François JACOB

François Jacob est né en juin 1920 à Nancy (France). Il était le seul fils de Simon Jacob et de Thérèse Franck. Après le Lycée Carnot à Paris, il a commencé à étudier la médecine à la faculté de Paris, dans l'intention de devenir chirurgien. Ces études ont été interrompues par la guerre. En juin 1940, pendant sa deuxième année de médecine, il a quitté la France et a joint les forces françaises libres à Londres. Il a été envoyé en Afrique en tant qu'officier médical et a vu l'action à Fezzan, en Libye, à Tripolitania et en Tunisie, où il a été blessé. Il a été affecté à la deuxième Division blindée, et a été sévèrement blessé en Normandie, en août 1944. Il est resté à l'hôpital pendant sept mois, et s'est vu attribuer la Croix de la Libération, la plus haute décoration militaire française de cette guerre.
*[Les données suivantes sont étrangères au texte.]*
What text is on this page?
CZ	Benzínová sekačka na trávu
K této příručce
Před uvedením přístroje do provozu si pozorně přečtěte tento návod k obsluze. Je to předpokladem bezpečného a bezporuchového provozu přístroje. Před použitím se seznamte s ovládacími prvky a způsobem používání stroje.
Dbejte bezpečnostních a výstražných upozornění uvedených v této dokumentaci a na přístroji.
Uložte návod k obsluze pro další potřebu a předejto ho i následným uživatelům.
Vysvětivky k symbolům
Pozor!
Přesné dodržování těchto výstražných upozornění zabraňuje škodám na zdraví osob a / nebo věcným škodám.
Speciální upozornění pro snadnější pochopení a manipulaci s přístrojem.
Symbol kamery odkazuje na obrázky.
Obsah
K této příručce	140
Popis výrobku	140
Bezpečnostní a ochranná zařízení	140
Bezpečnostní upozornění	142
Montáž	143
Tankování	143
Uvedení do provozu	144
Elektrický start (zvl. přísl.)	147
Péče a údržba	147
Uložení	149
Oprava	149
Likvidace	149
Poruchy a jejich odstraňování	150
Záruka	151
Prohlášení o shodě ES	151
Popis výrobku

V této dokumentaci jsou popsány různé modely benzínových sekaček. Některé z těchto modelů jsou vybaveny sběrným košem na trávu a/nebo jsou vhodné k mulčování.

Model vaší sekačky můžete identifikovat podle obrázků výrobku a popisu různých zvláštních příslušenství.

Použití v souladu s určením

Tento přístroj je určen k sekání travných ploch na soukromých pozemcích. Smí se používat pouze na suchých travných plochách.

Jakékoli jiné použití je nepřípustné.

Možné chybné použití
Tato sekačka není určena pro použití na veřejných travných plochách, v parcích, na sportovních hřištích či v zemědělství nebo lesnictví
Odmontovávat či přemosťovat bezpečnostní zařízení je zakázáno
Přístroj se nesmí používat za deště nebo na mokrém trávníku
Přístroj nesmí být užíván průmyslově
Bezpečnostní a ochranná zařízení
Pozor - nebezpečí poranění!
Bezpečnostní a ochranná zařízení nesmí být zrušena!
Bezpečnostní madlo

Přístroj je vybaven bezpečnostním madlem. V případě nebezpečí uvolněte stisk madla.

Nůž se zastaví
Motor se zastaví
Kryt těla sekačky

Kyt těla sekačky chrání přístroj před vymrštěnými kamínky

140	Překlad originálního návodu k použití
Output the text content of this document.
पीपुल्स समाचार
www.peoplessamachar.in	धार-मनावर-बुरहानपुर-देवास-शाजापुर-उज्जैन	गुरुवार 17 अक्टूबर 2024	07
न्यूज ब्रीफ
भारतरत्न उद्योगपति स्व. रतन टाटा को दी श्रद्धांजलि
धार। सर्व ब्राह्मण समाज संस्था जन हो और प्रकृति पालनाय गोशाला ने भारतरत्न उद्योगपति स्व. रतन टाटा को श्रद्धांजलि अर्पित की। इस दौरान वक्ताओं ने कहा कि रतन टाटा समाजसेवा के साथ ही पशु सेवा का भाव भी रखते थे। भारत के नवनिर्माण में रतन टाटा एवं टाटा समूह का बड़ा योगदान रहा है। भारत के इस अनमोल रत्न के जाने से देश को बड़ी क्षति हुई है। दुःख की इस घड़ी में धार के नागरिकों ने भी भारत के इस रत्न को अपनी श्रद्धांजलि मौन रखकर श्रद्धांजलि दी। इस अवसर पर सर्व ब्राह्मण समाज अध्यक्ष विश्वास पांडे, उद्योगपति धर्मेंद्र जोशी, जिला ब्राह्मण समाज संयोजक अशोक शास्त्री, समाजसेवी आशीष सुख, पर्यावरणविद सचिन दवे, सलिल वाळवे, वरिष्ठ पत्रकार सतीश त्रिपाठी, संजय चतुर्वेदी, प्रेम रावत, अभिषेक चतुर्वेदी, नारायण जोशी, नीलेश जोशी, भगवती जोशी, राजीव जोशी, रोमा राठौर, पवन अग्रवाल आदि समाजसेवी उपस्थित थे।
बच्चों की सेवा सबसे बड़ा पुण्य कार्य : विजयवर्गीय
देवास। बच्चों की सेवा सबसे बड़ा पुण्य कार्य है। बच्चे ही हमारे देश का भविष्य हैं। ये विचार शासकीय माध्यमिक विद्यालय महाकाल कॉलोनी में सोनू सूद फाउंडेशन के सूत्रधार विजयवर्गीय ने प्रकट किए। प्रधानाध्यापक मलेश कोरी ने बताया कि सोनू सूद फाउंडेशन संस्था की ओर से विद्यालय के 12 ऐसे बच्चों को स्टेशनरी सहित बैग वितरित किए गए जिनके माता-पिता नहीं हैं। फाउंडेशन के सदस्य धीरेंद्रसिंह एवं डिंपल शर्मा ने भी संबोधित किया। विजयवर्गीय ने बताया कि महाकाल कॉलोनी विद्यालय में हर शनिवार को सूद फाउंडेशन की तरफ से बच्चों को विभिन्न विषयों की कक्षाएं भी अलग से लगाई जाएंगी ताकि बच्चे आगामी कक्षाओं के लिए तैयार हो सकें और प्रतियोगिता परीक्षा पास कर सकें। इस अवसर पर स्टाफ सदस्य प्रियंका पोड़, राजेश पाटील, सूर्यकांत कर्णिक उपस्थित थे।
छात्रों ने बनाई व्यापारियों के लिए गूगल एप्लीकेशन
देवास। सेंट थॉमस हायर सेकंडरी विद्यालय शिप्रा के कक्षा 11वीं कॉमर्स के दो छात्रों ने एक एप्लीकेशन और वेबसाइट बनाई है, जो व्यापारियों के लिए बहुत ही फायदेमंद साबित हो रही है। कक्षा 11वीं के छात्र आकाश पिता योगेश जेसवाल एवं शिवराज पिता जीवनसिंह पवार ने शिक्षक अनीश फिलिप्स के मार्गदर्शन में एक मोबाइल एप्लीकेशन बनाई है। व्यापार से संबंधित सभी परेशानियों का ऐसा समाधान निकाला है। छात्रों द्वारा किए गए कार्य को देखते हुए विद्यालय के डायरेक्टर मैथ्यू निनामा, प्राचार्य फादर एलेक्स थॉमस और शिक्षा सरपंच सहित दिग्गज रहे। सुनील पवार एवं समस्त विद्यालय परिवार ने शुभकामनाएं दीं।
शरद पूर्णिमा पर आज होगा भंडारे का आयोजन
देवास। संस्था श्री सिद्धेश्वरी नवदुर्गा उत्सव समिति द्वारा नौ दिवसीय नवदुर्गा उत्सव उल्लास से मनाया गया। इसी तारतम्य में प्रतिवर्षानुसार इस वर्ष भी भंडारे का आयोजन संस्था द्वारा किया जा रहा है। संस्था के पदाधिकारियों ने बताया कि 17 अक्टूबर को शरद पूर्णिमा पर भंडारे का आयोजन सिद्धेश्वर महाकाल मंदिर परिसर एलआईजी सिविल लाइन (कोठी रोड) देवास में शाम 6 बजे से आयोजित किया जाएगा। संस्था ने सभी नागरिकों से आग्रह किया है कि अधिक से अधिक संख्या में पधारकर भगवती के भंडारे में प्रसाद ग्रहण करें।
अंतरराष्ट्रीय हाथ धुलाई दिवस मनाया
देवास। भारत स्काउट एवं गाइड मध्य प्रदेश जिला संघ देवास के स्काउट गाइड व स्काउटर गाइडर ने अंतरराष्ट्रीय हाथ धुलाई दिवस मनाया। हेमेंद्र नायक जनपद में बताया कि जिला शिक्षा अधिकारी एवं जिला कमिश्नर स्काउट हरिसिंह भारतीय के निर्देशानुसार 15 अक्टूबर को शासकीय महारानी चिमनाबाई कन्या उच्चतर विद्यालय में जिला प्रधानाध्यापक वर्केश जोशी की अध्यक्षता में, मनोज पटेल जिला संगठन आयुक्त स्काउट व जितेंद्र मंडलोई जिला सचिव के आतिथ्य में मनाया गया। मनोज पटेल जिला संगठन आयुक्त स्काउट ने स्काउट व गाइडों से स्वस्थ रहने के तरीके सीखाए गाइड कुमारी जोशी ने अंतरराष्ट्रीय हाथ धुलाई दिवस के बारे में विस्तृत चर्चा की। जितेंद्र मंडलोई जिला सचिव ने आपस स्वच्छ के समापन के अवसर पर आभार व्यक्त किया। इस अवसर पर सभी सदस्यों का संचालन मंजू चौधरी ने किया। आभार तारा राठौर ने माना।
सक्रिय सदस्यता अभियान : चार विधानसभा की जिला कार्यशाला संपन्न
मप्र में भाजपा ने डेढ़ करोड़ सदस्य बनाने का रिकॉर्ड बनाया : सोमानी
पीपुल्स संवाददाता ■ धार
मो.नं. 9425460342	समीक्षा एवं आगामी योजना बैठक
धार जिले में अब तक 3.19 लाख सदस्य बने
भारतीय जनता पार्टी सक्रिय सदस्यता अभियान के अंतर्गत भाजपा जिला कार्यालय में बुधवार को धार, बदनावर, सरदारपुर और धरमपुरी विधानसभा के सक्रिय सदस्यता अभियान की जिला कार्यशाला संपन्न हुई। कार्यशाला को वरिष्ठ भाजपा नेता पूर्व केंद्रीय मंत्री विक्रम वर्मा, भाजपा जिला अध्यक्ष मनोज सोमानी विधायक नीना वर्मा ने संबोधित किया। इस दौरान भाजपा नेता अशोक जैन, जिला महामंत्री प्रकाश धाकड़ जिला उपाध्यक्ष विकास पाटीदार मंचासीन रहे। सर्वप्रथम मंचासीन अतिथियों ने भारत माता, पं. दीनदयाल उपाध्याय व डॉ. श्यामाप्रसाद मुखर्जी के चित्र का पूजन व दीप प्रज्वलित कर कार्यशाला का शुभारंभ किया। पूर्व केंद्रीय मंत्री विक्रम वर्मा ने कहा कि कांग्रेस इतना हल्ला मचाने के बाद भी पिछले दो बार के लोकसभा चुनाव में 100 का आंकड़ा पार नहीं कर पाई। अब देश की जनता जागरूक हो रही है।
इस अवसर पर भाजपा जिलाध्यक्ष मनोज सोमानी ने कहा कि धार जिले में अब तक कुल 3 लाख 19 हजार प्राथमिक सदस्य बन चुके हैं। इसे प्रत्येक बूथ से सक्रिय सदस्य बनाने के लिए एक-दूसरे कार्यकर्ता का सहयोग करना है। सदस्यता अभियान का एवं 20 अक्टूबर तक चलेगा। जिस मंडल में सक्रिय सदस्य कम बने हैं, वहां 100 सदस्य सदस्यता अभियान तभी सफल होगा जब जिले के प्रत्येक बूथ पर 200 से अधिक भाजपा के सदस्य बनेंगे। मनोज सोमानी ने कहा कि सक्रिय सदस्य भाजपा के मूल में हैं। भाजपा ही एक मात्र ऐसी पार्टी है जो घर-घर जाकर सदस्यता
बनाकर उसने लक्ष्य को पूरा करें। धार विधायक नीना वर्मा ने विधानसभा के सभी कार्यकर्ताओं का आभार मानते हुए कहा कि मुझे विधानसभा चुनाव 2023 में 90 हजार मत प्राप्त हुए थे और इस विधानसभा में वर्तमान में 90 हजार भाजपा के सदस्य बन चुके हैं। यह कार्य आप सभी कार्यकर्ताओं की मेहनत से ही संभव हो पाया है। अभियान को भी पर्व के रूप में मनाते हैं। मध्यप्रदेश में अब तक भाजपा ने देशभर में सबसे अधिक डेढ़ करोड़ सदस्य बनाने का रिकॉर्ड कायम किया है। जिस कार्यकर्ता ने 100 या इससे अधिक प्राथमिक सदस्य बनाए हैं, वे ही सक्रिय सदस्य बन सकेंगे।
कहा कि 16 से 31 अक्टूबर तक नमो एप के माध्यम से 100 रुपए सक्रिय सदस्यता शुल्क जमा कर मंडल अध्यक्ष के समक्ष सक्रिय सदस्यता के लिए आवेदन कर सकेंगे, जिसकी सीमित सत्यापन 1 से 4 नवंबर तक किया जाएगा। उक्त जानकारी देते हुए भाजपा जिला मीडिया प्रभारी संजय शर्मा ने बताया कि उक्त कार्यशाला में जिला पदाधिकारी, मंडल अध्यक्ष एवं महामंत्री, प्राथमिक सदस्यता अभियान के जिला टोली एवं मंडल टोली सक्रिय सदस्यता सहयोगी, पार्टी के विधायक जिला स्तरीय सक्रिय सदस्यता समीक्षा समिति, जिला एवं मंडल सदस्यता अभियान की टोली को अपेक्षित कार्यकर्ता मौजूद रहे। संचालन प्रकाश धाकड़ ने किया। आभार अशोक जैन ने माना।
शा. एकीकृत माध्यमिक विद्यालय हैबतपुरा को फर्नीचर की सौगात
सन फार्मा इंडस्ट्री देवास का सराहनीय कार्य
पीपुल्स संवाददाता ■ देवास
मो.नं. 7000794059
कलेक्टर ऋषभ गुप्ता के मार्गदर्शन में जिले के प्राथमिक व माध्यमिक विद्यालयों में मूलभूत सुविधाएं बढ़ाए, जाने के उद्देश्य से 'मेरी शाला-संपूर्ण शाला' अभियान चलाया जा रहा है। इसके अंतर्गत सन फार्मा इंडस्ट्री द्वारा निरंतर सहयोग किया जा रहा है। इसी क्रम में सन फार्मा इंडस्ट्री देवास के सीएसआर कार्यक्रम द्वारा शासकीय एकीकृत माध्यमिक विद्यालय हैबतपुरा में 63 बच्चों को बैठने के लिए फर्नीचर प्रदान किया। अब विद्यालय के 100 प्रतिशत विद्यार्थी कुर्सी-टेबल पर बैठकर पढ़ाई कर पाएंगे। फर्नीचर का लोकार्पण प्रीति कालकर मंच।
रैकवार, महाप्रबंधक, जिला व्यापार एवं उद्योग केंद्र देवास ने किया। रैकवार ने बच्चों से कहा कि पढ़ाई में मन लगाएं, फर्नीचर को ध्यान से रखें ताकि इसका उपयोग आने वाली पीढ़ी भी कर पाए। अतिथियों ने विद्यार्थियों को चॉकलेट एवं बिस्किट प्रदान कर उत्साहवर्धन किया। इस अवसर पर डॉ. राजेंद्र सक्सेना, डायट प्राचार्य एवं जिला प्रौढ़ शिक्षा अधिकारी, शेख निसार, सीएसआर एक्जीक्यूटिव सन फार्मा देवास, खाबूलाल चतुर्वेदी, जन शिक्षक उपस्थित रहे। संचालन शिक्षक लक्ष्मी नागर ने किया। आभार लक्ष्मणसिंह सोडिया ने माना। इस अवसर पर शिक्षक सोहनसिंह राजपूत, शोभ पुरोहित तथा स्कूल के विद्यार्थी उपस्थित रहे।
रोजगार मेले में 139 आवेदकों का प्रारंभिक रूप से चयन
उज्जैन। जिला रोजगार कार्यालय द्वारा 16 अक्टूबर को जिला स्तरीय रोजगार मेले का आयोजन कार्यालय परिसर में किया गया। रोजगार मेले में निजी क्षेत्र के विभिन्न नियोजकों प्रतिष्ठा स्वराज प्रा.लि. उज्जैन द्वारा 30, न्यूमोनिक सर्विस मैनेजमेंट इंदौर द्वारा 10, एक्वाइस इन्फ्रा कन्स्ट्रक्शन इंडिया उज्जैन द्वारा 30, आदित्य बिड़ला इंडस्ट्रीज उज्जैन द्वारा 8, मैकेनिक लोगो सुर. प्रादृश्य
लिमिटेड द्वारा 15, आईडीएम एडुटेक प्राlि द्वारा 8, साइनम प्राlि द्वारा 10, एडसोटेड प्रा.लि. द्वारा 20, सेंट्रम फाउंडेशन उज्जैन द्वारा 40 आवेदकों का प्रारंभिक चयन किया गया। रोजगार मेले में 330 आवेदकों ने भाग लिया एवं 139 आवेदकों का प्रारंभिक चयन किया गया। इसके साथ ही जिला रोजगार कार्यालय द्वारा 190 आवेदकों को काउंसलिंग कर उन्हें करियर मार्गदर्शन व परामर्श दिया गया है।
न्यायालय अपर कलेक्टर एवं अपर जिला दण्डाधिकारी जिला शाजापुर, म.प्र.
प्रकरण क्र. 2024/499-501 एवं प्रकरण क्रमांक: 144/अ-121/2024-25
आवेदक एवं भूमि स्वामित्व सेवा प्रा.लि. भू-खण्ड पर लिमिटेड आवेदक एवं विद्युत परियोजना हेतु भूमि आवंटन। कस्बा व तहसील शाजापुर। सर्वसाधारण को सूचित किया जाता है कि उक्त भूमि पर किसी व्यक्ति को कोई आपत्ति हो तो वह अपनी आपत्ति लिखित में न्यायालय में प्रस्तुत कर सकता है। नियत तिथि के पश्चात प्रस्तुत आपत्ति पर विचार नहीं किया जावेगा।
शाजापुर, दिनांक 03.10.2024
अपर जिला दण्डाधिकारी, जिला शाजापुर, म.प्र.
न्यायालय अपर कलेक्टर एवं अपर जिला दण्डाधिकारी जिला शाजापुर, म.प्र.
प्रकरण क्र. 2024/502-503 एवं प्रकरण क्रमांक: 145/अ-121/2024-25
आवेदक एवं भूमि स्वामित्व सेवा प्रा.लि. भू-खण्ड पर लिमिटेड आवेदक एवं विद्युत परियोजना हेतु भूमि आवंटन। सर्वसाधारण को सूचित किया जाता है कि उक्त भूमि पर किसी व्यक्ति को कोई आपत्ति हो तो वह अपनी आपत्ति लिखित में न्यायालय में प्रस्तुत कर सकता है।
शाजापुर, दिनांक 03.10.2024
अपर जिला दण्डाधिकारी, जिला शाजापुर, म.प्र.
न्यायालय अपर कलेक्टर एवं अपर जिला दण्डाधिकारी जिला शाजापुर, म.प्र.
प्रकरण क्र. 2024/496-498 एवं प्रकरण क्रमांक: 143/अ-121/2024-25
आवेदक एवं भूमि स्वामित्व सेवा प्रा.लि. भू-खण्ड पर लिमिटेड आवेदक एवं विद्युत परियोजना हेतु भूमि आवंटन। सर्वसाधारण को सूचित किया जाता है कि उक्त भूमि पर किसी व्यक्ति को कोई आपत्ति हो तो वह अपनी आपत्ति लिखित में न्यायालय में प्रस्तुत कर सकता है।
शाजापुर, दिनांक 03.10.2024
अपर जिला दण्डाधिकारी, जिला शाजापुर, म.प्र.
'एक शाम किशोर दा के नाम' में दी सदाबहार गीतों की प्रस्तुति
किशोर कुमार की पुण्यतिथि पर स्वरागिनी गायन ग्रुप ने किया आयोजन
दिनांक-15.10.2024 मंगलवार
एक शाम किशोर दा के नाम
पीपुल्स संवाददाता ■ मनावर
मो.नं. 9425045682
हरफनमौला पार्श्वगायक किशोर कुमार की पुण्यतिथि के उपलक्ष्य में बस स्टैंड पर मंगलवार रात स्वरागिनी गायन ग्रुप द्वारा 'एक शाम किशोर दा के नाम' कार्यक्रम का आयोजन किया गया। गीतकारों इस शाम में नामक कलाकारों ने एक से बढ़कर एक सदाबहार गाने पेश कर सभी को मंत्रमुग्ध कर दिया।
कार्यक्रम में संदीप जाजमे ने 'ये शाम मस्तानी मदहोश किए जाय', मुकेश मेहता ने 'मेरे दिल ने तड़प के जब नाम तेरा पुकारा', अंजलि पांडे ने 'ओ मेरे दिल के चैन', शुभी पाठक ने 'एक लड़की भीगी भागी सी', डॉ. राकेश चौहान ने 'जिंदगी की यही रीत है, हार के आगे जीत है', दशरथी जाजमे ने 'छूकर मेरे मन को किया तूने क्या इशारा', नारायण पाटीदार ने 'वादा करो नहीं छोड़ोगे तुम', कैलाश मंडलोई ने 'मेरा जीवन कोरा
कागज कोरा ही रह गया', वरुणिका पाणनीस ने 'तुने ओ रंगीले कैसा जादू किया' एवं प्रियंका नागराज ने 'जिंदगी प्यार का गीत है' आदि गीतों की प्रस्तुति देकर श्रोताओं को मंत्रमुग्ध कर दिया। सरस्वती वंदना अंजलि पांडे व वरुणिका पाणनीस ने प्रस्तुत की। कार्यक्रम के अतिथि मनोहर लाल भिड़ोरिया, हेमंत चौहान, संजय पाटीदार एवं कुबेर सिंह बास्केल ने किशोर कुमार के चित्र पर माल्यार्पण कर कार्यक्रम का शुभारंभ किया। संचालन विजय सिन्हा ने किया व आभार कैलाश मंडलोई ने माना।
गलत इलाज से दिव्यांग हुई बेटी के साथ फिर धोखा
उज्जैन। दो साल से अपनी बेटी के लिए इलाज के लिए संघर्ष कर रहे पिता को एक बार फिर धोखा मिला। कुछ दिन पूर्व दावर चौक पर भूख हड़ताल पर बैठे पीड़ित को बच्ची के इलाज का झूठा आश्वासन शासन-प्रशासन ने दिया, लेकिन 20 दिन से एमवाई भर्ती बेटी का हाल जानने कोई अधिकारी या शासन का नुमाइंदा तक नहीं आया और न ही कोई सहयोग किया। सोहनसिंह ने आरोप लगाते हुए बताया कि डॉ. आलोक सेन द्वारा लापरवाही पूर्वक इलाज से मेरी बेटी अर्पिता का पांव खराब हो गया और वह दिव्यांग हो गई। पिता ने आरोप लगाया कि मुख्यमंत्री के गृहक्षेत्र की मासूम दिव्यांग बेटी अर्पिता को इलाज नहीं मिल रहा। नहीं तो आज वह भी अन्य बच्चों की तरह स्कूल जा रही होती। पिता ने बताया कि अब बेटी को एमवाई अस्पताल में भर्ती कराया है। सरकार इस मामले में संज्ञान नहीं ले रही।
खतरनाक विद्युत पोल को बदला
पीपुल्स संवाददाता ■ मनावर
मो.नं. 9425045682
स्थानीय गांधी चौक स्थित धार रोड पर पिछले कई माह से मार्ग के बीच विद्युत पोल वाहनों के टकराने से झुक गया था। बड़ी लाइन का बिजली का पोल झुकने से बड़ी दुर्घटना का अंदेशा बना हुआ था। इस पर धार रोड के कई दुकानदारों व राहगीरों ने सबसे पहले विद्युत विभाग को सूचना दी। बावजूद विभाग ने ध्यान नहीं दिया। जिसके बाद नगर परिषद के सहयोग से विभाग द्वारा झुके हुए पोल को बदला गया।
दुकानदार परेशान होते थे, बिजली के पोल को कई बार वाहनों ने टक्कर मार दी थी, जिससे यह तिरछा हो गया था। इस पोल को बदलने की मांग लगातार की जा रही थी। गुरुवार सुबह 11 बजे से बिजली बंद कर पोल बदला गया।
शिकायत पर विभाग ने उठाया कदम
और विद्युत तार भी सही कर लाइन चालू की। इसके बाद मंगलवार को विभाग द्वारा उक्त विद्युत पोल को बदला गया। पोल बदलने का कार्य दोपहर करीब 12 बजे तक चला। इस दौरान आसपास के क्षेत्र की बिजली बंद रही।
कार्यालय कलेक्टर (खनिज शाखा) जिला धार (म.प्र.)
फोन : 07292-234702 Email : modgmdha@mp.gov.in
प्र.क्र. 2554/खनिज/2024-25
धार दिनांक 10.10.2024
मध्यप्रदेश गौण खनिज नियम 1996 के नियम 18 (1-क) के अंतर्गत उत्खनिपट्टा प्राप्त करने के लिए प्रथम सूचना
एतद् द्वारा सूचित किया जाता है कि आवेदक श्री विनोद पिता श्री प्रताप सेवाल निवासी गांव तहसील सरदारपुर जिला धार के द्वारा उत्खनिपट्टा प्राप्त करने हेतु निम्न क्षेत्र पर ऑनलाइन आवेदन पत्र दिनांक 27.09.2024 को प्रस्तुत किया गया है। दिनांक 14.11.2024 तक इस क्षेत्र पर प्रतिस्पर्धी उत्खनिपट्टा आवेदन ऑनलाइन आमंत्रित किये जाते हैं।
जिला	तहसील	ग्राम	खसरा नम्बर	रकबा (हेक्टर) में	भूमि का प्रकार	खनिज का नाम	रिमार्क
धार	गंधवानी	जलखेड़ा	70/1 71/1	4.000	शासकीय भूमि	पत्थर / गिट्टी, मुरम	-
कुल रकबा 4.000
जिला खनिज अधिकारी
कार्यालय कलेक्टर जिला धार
Après la guerre, François Jacob a achevé ses études médicales et a soutenu sa thèse doctorale à Paris en 1947. Il ne pouvait pas pratiquer la chirurgie à cause de ses dommages, et travaillé dans divers champs avant de se tourner vers la biologie. Il a obtenu un diplôme en 1951, et puis un doctorat en science en 1954 à la Sorbonne, avec une thèse sur "les bactéries lysogènes et le concept de provirus".

 

En 1950, François Jacob a rejoint l'Institut Pasteur sous Dr. André Lwoff. Il a été nommé directeur de laboratoire en 1956, puis en 1960 chef du département de la génétique de cellules, récemment créé chez l'Institut Pasteur. En 1964, il a été nommé professeur au Collège De France, où une chaire de la génétique de cellules a été créée pour lui.

Le travail de François Jacob a traité principalement des mécanismes génétiques existant dans les bactéries et les bactériophages, et des effets biochimiques des mutations. Il a étudié les propriétés des bactéries lysogènes et a démontré pour la première fois leur "immunité", c'est-à-dire l'existence d'un mécanisme empêchant l'activité des gènes dans le prophage comme dans les particules contagieuses du même type. En 1954, il a commencé une longue et fructueuse collaboration avec Elie Wollman, afin d'essayer d'établir la nature des rapports entre le prophage et le matériel génétique de la bactérie. Cette étude a amené à une définition du mécanisme de la conjugaison bactérienne, et a également permis une analyse de l'appareil génétique de la cellule bactérienne. De ce travail a émergé une série entière de nouveaux concepts, tels que le processus orienté du transfert génétique du mâle à la femelle, le circularité du chromosome bactérien ou le concept episome. La totalité de ce travail a été récapitulée dans un livre Sexualité et Génétique des Bactéries.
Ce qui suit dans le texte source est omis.